Commenting on Pakistan’s stance if the US troops were withdrawn from Afghanistan, the spokesman said being the immediate neighbour, it was interested that any development in Afghanistan led to peace and stability in the region. “Currently, efforts are underway towards a political settlement in Afghanistan. Hence, withdrawal of the US troops should be part of a peace process with a view to ensuring that there is no power vacuum in Afghanistan. It is Pakistan’s genuine desire that peace returns to Afghanistan allowing the return of Afghan refugees from Pakistan and beginning of an era of prosperity and normalcy in the region,” he said.

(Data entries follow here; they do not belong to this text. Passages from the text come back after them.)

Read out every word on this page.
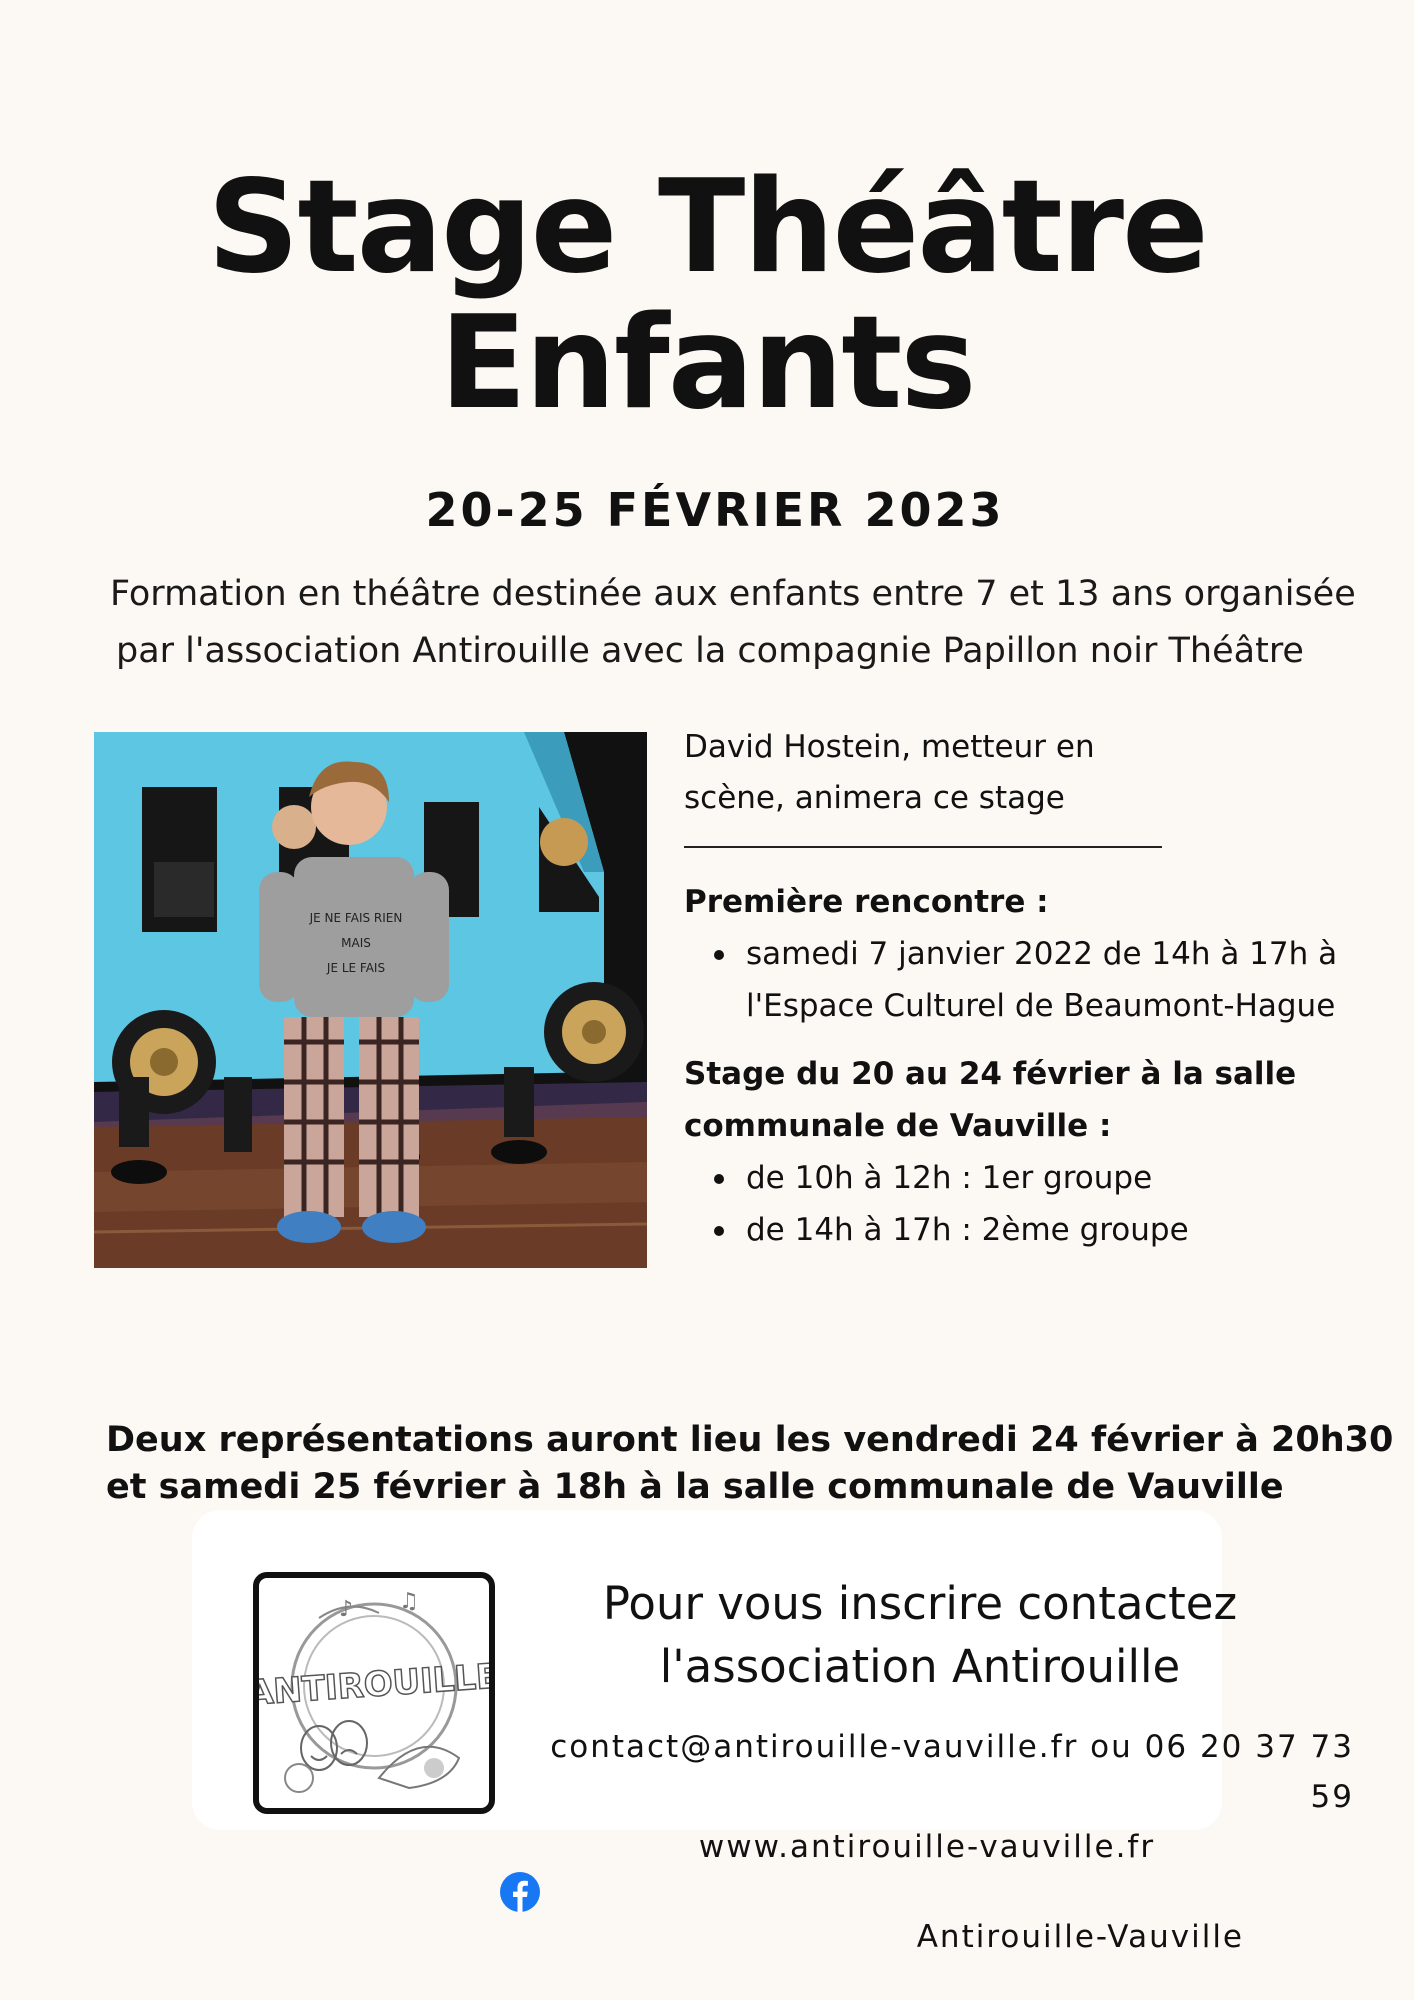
Stage Théâtre
Enfants

20-25 FÉVRIER 2023

Formation en théâtre destinée aux enfants entre 7 et 13 ans organisée
par l'association Antirouille avec la compagnie Papillon noir Théâtre

JE NE FAIS RIEN
MAIS
JE LE FAIS

David Hostein, metteur en scène, animera ce stage

Première rencontre :

samedi 7 janvier 2022 de 14h à 17h à l'Espace Culturel de Beaumont-Hague

Stage du 20 au 24 février à la salle communale de Vauville :

de 10h à 12h : 1er groupe
de 14h à 17h : 2ème groupe

Deux représentations auront lieu les vendredi 24 février à 20h30
et samedi 25 février à 18h à la salle communale de Vauville

♪ ♫
ANTIROUILLE

Pour vous inscrire contactez
l'association Antirouille

contact@antirouille-vauville.fr ou 06 20 37 73 59
www.antirouille-vauville.fr
Antirouille-Vauville
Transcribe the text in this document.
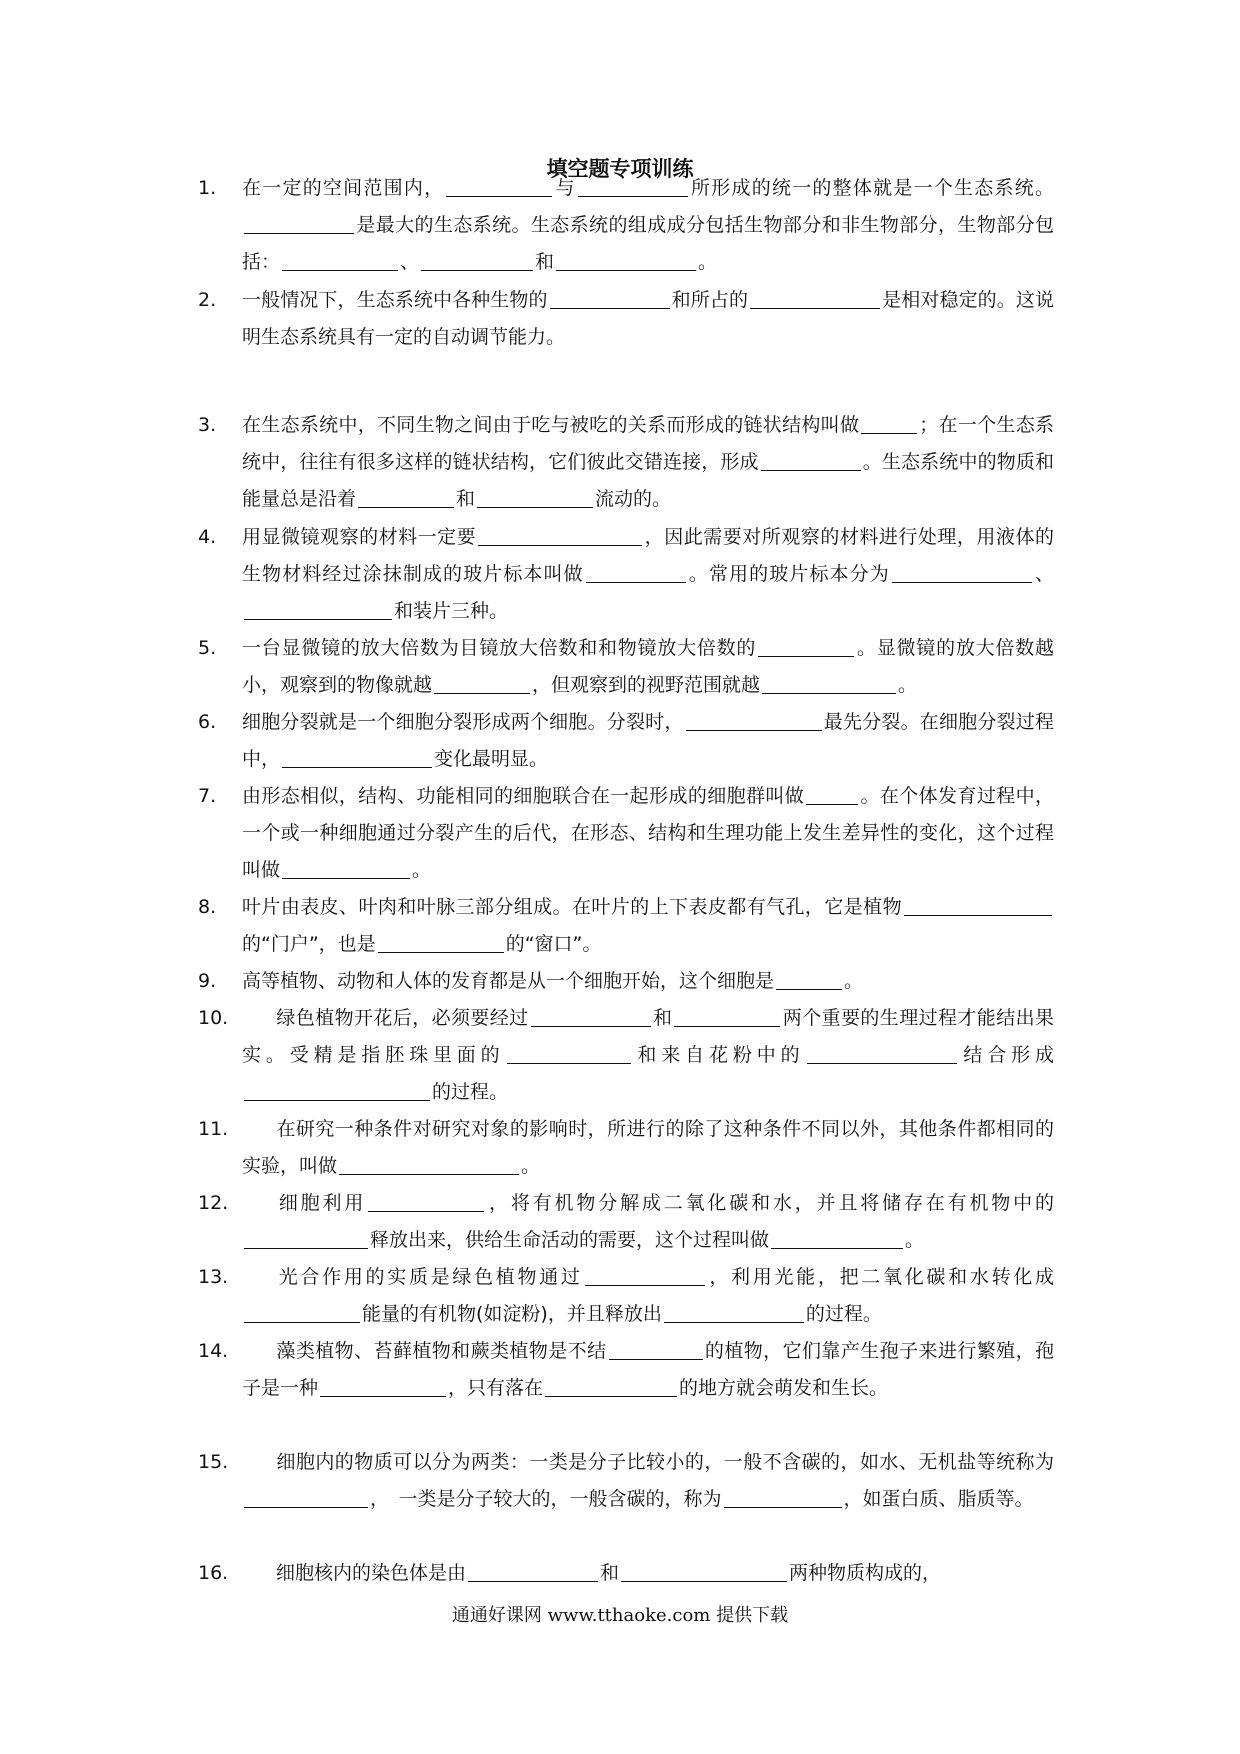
填空题专项训练
1.	在一定的空间范围内，	与	所形成的统一的整体就是一个生态系统。是最大的生态系统。生态系统的组成成分包括生物部分和非生物部分，生物部分包括：	、	和	。
2.	一般情况下，生态系统中各种生物的	和所占的	是相对稳定的。这说明生态系统具有一定的自动调节能力。
3.	在生态系统中，不同生物之间由于吃与被吃的关系而形成的链状结构叫做	；在一个生态系统中，往往有很多这样的链状结构，它们彼此交错连接，形成	。生态系统中的物质和能量总是沿着	和	流动的。
4.	用显微镜观察的材料一定要	，因此需要对所观察的材料进行处理，用液体的生物材料经过涂抹制成的玻片标本叫做	。常用的玻片标本分为	、和装片三种。
5.	一台显微镜的放大倍数为目镜放大倍数和和物镜放大倍数的	。显微镜的放大倍数越小，观察到的物像就越	，但观察到的视野范围就越	。
6.	细胞分裂就是一个细胞分裂形成两个细胞。分裂时，	最先分裂。在细胞分裂过程中，	变化最明显。
7.	由形态相似，结构、功能相同的细胞联合在一起形成的细胞群叫做	。在个体发育过程中，一个或一种细胞通过分裂产生的后代，在形态、结构和生理功能上发生差异性的变化，这个过程叫做	。
8.	叶片由表皮、叶肉和叶脉三部分组成。在叶片的上下表皮都有气孔，它是植物的“门户”，也是	的“窗口”。
9.	高等植物、动物和人体的发育都是从一个细胞开始，这个细胞是	。
10.	绿色植物开花后，必须要经过	和	两个重要的生理过程才能结出果实。受精是指胚珠里面的	和来自花粉中的	结合形成的过程。
11.	在研究一种条件对研究对象的影响时，所进行的除了这种条件不同以外，其他条件都相同的实验，叫做	。
12.	细胞利用	，将有机物分解成二氧化碳和水，并且将储存在有机物中的释放出来，供给生命活动的需要，这个过程叫做	。
13.	光合作用的实质是绿色植物通过	，利用光能，把二氧化碳和水转化成能量的有机物(如淀粉)，并且释放出	的过程。
14.	藻类植物、苔藓植物和蕨类植物是不结	的植物，它们靠产生孢子来进行繁殖，孢子是一种	，只有落在	的地方就会萌发和生长。
15.	细胞内的物质可以分为两类：一类是分子比较小的，一般不含碳的，如水、无机盐等统称为，　一类是分子较大的，一般含碳的，称为	，如蛋白质、脂质等。
16.	细胞核内的染色体是由	和	两种物质构成的，
通通好课网 www.tthaoke.com 提供下载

Turning to attempts by India to send drones inside Pakistan, the spokesman said Pakistan strongly condemned these violations. “As you have seen, our forces remain vigilant and have responded effectively to these threats. Any misadventure by India would be responded in a befitting manner. With regard to the Indian statements about surgical strike inside Pakistan, there was no such event. It is a figment of Indian imagination. The Indian media is itself doubting the claims of their government. However, our desire for peace must not be misconstrued as our weakness,” he added.

The spokesman could not give a satisfactory response when asked why Israel was on the list of countries to which Pakistan allowed conditional access. “Pakistan does not recognise Israel. Your question pertains to the Ministry of Interior,” he replied. The spokesman also gave a detailed response to cases of alleged wrongdoings in the Ministry of Foreign Affairs. “In Bulgaria, there was a report of embezzlement. A special fact-finding officer was sent to investigate the issue. The accountant concerned has accepted responsibility for the embezzlement. On his return, his case has been referred to the NAB. The Auditor General has just completed the special audit of the mission. Necessary action is being taken based on the observations raised by the Audit,” said the spokesman. A case is being heard against the high commissioner in South Africa, and his travels to Pakistan are in line with relevant rules.

Deputy Head of Mission in Singapore has been recalled and action is being taken in this regard. To a query about the case in Portugal, he said misinformation was circulated about Ambassador Leena Moazzam.

An inquiry was undertaken which exonerated her after which she was sent to Belarus by the previous government. Regarding the case of Pakistan’s ambassador in Rome, an inquiry has been undertaken by the Ministry of Commerce and MoFA and its report has been shared with the ombudsperson.